A new twist on this theory is that scientists at MIT added extremely small, exotic black holes with unique properties into the equation.

A new look at dark matter

For decades, scientists have been puzzled by the nature of dark matter, which despite its invisibility has a significant gravitational effect on the cosmos. Hawking theorized that Dark matter may be the result of primordial black holes – Small objects with the mass of an asteroid but the size of an atom – scattered throughout the universe.

Although invisible, these black holes distort space-time and attract ordinary matter, contributing to the formation of stars, galaxies and other celestial structures.

The role of exotic black holes

A more exotic class of microscopic black holes may play a crucial role in the birth of primordial black holes and, by extension, dark matter, according to researchers from the Massachusetts Institute of Technology.

These exotic black holes are assumed to be the size of a proton but the mass of a rhinoceros. They are believed to have formed just after the Big Bang, partially at the same time as primordial black holes and less than a second before.

Although these exotic black holes evaporate almost instantly, their brief existence may have significantly affected the formation of primordial black holes.

The key to this effect lies in the exotic color charge that these microscopic black holes may have picked up from the quark-gluon plasma (a state of matter composed of elementary particles) that existed when they formed. This colored charge, unlike the neutral charge characteristic of primordial black holes, can leave visible traces of the impact of exotic black holes.

Implications for dark matter research

The MIT physicists’ theoretical concept is that these traces, if found, would be May become evidence of the origin of dark matter through the influence of primordial black holes.
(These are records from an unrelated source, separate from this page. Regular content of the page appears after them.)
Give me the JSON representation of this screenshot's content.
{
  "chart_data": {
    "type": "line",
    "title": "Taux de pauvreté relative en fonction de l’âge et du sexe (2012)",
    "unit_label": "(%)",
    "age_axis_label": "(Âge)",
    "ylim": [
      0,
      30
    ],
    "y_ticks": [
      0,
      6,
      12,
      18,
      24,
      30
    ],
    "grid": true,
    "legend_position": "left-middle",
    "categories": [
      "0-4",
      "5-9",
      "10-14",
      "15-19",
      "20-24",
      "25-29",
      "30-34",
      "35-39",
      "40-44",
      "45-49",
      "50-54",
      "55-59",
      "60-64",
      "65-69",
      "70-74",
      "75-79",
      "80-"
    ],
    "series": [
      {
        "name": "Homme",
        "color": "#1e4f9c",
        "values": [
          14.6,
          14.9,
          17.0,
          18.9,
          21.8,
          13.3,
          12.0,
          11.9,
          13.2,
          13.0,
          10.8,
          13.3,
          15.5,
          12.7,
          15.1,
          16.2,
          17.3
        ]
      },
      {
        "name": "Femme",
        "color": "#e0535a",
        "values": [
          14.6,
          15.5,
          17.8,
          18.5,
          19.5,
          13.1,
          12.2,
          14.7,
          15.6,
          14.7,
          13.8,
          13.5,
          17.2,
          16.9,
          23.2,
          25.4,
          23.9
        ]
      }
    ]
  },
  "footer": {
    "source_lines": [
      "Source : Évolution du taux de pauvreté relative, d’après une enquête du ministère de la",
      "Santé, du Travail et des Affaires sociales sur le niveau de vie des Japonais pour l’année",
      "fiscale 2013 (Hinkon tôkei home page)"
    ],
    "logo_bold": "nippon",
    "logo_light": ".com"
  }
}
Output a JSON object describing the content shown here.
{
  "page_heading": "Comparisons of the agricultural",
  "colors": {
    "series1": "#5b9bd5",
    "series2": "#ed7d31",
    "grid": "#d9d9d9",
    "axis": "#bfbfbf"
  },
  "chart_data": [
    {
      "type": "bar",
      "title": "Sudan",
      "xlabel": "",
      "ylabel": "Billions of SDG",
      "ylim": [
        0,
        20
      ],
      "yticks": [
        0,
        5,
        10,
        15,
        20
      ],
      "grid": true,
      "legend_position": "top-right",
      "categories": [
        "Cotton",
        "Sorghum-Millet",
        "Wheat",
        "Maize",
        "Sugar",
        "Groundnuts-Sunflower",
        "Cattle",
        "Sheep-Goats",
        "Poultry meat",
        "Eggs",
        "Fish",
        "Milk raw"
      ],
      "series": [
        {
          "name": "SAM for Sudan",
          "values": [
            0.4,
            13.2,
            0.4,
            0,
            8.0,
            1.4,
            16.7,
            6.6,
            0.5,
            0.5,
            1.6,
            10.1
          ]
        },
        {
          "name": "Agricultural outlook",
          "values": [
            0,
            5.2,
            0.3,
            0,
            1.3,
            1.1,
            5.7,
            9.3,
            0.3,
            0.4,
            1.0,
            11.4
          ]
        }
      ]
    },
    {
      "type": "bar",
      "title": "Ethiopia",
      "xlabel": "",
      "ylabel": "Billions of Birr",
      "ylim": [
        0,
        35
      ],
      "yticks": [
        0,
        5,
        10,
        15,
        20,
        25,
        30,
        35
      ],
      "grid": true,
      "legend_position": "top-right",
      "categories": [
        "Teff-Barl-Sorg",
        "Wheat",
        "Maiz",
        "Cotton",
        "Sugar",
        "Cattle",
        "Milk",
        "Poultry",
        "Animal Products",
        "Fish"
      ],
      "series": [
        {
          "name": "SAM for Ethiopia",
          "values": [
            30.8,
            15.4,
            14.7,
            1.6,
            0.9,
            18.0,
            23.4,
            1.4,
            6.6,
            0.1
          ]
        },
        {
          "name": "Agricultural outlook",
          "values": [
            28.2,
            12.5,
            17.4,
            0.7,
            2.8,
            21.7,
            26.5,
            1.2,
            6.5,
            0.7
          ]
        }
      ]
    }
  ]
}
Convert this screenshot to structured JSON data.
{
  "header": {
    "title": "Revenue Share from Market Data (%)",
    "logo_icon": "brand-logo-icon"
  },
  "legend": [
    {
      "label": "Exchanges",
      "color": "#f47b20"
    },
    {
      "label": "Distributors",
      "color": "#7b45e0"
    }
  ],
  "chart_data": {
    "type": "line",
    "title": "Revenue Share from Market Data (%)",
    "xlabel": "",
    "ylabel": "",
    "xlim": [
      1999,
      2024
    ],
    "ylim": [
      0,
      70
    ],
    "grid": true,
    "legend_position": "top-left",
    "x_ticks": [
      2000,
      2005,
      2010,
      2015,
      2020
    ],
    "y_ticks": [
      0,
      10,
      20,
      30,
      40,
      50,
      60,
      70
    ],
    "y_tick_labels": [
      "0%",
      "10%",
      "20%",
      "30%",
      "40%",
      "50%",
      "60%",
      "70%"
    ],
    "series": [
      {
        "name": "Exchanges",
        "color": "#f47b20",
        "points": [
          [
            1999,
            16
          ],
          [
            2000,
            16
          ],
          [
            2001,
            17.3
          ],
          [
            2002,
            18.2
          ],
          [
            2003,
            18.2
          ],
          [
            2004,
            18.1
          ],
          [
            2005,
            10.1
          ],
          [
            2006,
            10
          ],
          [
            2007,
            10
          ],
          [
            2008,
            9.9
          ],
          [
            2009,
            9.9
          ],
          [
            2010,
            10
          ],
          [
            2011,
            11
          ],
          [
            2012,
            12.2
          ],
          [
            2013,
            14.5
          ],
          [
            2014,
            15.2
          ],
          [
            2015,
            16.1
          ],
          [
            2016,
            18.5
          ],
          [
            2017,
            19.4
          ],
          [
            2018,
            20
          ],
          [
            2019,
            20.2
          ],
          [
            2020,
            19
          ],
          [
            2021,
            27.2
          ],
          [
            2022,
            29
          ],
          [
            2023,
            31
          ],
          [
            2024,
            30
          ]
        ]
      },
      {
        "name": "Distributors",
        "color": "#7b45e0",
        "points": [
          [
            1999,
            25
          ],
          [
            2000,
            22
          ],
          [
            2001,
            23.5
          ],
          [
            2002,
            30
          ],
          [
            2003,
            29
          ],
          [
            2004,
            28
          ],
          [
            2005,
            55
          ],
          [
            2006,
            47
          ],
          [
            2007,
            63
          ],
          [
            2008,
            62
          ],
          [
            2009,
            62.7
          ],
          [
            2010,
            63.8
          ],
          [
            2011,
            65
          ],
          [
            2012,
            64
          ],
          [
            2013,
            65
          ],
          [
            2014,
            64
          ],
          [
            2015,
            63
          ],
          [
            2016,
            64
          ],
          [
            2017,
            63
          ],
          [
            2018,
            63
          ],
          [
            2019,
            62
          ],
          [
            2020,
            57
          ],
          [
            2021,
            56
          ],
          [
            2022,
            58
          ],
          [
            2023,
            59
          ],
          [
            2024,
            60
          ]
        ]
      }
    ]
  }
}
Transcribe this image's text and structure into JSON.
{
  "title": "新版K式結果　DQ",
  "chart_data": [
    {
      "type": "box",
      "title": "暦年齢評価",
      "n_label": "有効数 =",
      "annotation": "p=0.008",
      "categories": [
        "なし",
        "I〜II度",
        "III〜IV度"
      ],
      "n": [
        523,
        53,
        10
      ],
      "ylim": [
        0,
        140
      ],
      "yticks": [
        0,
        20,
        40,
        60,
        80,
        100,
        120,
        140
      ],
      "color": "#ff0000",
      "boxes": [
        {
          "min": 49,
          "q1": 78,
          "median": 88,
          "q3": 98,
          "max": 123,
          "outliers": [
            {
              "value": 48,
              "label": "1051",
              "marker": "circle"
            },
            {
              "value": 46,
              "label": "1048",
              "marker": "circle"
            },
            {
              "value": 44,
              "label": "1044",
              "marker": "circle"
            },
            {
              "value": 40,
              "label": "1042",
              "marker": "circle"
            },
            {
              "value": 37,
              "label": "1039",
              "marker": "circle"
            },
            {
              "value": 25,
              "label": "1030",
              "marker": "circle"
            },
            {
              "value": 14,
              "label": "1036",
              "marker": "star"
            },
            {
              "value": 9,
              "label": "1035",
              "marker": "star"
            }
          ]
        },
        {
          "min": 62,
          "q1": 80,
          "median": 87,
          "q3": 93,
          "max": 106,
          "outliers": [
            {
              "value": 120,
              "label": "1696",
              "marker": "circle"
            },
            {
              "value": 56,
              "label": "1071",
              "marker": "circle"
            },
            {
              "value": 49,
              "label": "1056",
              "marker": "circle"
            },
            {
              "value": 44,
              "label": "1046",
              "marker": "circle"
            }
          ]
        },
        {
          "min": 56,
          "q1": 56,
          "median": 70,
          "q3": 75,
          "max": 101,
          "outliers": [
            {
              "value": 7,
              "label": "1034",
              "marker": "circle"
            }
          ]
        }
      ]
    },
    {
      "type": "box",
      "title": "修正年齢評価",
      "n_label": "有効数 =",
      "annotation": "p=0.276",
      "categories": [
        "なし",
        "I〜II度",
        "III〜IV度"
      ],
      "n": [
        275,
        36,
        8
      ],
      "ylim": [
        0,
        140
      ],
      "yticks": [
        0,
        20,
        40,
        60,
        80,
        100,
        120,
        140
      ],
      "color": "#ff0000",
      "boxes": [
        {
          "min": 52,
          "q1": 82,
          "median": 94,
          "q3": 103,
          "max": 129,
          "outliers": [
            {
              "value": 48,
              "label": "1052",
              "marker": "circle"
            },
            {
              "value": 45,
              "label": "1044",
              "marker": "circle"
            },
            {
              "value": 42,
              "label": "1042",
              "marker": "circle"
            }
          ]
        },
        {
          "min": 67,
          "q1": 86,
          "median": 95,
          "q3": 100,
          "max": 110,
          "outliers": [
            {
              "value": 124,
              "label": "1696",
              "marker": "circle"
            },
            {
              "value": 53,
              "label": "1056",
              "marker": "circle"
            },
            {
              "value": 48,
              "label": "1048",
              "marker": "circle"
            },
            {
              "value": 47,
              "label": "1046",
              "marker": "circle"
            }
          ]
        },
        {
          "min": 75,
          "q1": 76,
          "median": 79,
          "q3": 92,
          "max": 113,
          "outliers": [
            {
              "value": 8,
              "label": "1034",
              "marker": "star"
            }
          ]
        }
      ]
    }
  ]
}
By proving the existence of these exotic black holes, scientists could replace one mysterious concept with another and potentially open new avenues in the search for dark matter.

David Kaiser, professor of physics at the Massachusetts Institute of Technology, emphasized the importance of this discovery:

Although these short-lived exotic objects do not exist today, they may have influenced cosmic history in ways that may manifest in subtle signals today. This opens up new research opportunities within the scope of the idea that all dark matter may consist of black holes.

The challenge now is to uncover these theoretical clues that could revolutionize our understanding of the universe. By discovering the remnants of these exotic black holes, scientists hope to confirm the complex relationship between dark matter and primordial black holes, thereby shedding light on one of the greatest mysteries of modern astrophysics.